Spinalmuscular atrophy (SMA) is a genetic disease affecting the second motor neuron, causing progressive muscle atrophy and weakness due to decreased expression of the survival motor neuron. Different subtypes exist, type 2 is one of the most frequent ones.
The disorder is caused by a genetic defect in the SMN1 gene, which encodes SMN, a protein widely expressed in all eukaryotic cells (that is, cells with nuclei, including human cells) and necessary for survival of motor neurons. Lower levels of the protein results in loss of function of neuronal cells in the anterior horn of the spinal cord and subsequent system-wide atrophy of skeletal muscles.
Spinal muscular atrophy manifests in various degrees of severity, which all have in common progressive muscle wasting and mobility impairment. Proximal muscles, arm and leg muscles that are closer to the torso and respiratory muscles are affected first. Other body systems may be affected as well, particularly in early-onset forms of the disorder. SMA is the most common genetic cause of infant death.
Spinal muscular atrophy is an inherited disorder and is passed on in an autosomal recessive manner (see video explanation of autosomal recessive inheritance). In December 2016, nusinersen became the first approved drug to treat SMA while several other compounds remain in clinical trials.
These patients show a high incidence of scoliosis requiring surgery. In 2016 and 2017, the Federal Drug Administration and the European Medical Agency approved nusinersen for all types of SMA. It is a splicing modifier that enhances the expression of survival motor neuron and it has to be administered intrathecally. In patients with profound scoliosis, intrathecal administration can be challenging. Here, we present our experience with the implantation of an intrathecal port in a patient with SMA type 2.

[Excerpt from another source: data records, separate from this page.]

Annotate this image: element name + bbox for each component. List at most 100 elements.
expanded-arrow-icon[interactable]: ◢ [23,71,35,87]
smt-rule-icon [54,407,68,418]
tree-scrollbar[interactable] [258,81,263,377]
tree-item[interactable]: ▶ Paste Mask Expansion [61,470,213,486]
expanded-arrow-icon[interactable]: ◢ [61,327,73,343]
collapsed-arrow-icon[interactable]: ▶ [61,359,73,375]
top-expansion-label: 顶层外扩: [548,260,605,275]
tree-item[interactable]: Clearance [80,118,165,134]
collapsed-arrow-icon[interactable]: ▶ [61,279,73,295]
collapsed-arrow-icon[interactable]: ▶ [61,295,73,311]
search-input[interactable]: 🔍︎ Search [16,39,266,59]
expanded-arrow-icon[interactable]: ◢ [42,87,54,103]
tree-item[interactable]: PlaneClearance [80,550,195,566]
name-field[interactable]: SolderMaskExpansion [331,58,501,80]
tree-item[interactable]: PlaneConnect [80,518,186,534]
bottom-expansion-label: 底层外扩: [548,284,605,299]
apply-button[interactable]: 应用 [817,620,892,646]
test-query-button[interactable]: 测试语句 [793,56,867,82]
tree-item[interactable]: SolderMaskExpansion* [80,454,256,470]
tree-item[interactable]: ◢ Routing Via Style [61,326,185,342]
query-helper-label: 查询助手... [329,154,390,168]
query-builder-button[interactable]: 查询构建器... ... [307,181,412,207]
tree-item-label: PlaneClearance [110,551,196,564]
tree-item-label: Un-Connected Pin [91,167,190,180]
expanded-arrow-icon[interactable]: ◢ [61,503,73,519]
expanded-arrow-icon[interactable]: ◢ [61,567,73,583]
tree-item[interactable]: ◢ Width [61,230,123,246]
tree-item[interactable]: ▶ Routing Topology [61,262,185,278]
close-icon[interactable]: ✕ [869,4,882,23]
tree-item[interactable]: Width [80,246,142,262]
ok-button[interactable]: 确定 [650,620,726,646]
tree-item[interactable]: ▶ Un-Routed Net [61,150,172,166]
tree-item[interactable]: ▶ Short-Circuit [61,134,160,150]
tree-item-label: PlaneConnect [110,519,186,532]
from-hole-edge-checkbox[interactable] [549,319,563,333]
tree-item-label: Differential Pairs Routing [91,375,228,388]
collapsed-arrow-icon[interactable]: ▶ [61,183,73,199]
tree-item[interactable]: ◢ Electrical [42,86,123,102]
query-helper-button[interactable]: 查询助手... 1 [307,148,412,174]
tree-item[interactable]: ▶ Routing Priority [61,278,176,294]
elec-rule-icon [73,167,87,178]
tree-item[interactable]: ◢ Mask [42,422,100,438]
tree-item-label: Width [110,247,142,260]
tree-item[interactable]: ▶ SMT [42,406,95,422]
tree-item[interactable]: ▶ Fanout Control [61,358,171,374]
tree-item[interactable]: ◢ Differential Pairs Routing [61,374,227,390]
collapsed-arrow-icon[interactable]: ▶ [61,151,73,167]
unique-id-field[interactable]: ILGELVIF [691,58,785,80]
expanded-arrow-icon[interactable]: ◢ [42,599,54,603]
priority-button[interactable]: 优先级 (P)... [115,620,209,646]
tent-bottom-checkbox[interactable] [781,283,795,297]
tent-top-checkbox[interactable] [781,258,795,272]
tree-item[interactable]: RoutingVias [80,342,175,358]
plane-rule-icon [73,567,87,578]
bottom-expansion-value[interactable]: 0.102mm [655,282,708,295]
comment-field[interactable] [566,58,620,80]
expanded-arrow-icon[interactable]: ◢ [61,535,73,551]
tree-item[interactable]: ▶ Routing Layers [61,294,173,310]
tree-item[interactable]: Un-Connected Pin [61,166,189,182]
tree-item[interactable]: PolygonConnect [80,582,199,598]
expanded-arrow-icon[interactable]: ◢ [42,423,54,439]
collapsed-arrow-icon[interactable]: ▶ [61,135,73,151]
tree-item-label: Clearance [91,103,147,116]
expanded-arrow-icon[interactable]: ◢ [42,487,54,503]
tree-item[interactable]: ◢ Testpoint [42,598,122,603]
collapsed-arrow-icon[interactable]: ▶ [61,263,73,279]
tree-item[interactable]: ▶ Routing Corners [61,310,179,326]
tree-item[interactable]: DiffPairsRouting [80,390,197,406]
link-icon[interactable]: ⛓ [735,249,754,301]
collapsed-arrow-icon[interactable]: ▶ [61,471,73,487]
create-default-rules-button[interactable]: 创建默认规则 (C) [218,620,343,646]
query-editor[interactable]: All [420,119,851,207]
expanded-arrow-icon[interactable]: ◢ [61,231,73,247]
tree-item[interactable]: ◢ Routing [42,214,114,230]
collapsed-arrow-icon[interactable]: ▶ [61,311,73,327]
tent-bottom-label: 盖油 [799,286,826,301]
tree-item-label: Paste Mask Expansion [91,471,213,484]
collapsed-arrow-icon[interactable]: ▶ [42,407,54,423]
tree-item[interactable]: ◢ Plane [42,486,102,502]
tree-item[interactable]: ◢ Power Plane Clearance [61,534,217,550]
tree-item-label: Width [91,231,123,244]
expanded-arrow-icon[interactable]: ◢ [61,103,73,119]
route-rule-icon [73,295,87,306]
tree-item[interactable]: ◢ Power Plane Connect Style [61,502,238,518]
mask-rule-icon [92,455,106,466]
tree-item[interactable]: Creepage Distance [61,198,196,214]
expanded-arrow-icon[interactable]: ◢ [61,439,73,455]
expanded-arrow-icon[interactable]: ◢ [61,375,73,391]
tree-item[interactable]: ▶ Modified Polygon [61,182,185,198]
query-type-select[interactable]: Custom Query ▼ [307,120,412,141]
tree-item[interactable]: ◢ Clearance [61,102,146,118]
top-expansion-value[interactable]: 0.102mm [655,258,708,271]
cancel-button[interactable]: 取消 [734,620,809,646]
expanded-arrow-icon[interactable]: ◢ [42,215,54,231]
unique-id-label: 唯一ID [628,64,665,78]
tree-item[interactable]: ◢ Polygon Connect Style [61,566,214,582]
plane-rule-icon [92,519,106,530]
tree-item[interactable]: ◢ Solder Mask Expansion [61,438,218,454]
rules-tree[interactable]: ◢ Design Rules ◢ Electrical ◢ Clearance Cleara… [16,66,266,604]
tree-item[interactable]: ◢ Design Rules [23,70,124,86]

A 16-year-old girl with SMA type 2 was referred for intrathecal nusinersen therapy. Because of severe scoliosis, spondylodesis of the segments TH7-S1 was performed at 14 years of age. The first two loading doses were given by spinal tap under sedation and computed tomography guidance, but we were unable to administer the following dose because of severe scoliotic spinal deformation. To ensure further drug therapy, an intrathecal port catheter (Celsite® Safety; Braun, Germany) was implanted via microsurgical hemilaminectomy L4. Further intrathecal nusinersen administration was uneventful.
They conclude that the implantation of an intrathecal port system in patients with SMA and profound scoliosis is a safe and feasible procedure and allows the administration of nusinersen while reducing the need for sedation and exposure to radiation 1).